Kimchi Chiggae

La cuisine coréenne, c’est la cuisine paysanne par excellence. N’y voyez surtout pas de connotation péjorative, car c’est comme ça que je conçois la cuisine plaisir: simple, accessible, faite de bons produits, de portions généreuses et de convivialité. Un plaisir comparable à celui que procurent ces plats canailles qu’on partage avec des amis dans un bistrot de quartier.

Au coeur de la gastronomie coréenne figure le Kimchi. Il serait trop long d’en faire une explication exhaustive mais retenons qu’il s’agit la plupart du temps de choux chinois saumurés assaisonnés de beaucoup de piments et d’ail, puis fermenté. Le Kimchi est le plat d’accompagnement de tout repas. Il serait aussi étrange d’en manquer lors d’un repas coréen, qu’il le serait de manquer de pain lors d’un repas français.

Comme tout plat fermenté, le Kimchi évolue avec le temps: au début on l’aime pour sa fraicheur et son croquant, un peu comme on apprécierait une salade, tandis qu’à un stade évolué de fermentation, on l’apprécie pour son acidité, un peu comme on apprécierait une bonne choucroute. Lorsqu’il vieillit d’avantage encore, le Kimchi est cuisiné dans du bouillon de porc en “Kimchi chiggae”, ou ragoût de Kimchi, qui pour moi représente l’essence de la cuisine coréenne. Et bien que ce plat figure au menu de nombreux restaurants coréens, il est malheureusement rare de pouvoir en goûter d’authentiquement bons, ce qui explique pourquoi lorsqu’on demande à un Coréen une bonne adresse pour manger un Kimchi Chiggae, la réponse soit souvent: “chez ma mère”.

Chez sa mère donc ou dans quelques rares endroits comme à la maison, qui ne figurent dans aucun guide touristique, mais dont l’adresse circule via le bouche à oreille entre Coréens avertis. Parmi ces bonnes adresses figure “la maison de Gwanghwamun (광화문집)”, située comme son nom l’indique à Gwanghwanum, dans une petite ruelle à côté du Sejong Center.

Surtout ne vous laissez pas dissuader par la devanture ressemblant plus à celui d’un atelier textile clandestin de China Town et tirez la porte en taule pour vous engouffrer dans ce temple de la gastronomie coréenne. Il vous faudra encore surmonter le décor spartiate et la promiscuité des lieux; il vous faudra également vous armer de patience avant qu’une place se libère pour vous y installer.

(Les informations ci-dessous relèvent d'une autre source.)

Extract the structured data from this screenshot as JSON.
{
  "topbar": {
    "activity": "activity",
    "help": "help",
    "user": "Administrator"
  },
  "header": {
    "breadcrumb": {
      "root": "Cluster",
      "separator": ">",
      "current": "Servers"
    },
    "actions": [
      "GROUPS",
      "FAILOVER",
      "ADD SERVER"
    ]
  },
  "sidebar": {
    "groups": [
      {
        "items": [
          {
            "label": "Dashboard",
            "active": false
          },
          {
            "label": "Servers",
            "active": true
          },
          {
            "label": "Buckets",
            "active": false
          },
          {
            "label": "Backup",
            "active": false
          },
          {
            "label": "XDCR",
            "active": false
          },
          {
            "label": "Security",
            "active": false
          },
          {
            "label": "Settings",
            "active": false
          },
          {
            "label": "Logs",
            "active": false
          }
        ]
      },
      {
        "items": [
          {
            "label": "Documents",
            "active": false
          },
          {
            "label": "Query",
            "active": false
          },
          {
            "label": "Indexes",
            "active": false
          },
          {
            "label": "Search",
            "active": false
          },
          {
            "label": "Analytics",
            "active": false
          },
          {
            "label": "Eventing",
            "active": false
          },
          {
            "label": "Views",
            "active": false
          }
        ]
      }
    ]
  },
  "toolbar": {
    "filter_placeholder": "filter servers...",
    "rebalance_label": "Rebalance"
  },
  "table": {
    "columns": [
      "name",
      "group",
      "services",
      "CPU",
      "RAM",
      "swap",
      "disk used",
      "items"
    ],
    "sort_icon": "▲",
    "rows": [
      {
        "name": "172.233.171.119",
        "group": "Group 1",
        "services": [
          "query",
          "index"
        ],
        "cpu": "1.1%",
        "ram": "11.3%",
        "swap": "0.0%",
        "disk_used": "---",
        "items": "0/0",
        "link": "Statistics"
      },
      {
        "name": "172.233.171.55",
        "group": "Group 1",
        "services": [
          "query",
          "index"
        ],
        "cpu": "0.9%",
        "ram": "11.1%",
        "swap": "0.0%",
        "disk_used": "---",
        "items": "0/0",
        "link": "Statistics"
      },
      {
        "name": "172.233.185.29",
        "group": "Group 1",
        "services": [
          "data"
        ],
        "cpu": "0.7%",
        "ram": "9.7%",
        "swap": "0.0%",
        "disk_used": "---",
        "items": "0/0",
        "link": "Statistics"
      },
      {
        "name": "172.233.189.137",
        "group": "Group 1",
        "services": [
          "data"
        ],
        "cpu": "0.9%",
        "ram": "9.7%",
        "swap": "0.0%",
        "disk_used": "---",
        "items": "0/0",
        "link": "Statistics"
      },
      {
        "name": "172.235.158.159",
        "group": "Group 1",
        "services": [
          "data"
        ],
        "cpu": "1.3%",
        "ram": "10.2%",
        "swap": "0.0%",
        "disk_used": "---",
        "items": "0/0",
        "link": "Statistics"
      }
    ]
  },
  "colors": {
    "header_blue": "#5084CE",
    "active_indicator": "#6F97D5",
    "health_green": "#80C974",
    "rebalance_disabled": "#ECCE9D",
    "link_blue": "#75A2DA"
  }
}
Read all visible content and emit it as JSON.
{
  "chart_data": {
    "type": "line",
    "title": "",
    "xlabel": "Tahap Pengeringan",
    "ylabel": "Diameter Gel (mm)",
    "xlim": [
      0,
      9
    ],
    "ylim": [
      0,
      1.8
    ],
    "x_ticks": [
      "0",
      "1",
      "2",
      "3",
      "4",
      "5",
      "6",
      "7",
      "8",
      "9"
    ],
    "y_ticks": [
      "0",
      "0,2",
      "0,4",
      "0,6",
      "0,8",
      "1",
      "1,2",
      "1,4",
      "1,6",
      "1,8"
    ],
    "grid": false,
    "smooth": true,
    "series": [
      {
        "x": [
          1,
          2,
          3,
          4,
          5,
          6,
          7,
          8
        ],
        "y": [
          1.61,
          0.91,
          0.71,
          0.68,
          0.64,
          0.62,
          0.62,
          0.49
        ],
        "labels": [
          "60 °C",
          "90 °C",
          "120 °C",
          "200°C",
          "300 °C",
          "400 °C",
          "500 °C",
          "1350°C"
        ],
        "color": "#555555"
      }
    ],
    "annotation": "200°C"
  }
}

Ici point de serveur pour venir vous débarrasser, vous conduire à votre table et vous présenter le menu. En guise d’accueil et de menu, l’une des trois patronnes vous interpellera tout en continuant à s’affairer aux fourneaux pour vous demander si vous prendrez une portion de “Gaeran mari (계란말이)”, version coréenne de notre omelette, qui est la seule variante proposée par ce restaurant au menu unique: le Kimchi Chiggae, qui d’ailleurs mijote déjà sur votre table.

Pour 5000 wons (3 euros), le “Gaeran Mari” est vivement conseillé. Il vous aidera à réaliser que le concept d’omelette aux herbes baveuse n’est pas unique à la France, tout en préparant votre estomac à recevoir la suite épicée du programme que vous entendez mijoter depuis tout à l’heure.

 

Le Kimchi Chiggae connait des variantes en fonction des régions: au sud de la Corée, il est préféré austère et pur, c’est à dire avec peu d’autres ingrédients que le Kimchi: quelques morceaux de tofu frais, un peu de navets et poireaux coréens, pour donner un bouillon clair et subtil mettant en valeur les saveurs du Kimchi fermenté. A Séoul il est préparé avec une portion abondante de viande de porc afin de donner de la consistance au bouillon où se marient l’acidulé du Kimchi et l'”umami” de la viande. C’est ainsi qu’il est préparé à la Maison de Gwanghwamun.

 

Beaucoup de Coréens vous diront que pour connaître l’âme des Coréens, il faut apprécier sa nourriture. Faire l’expérience d’un bon Kimchi Chiggae, c’est effectivement pénétrer le caractère coréen: en savourant ce ragoût épicé et bouillonnant; en appréciant ce goût particulier fait de choux fermentés, d’épices et d’ail; en transpirant, soufflant et reniflant sans gêne aux côtés de convives qui en font de même, on a l’impression que c’est la Corée qui entre par tous ses ports le temps d’un repas qui aura coûté 12 000 wons, soit 8 euros.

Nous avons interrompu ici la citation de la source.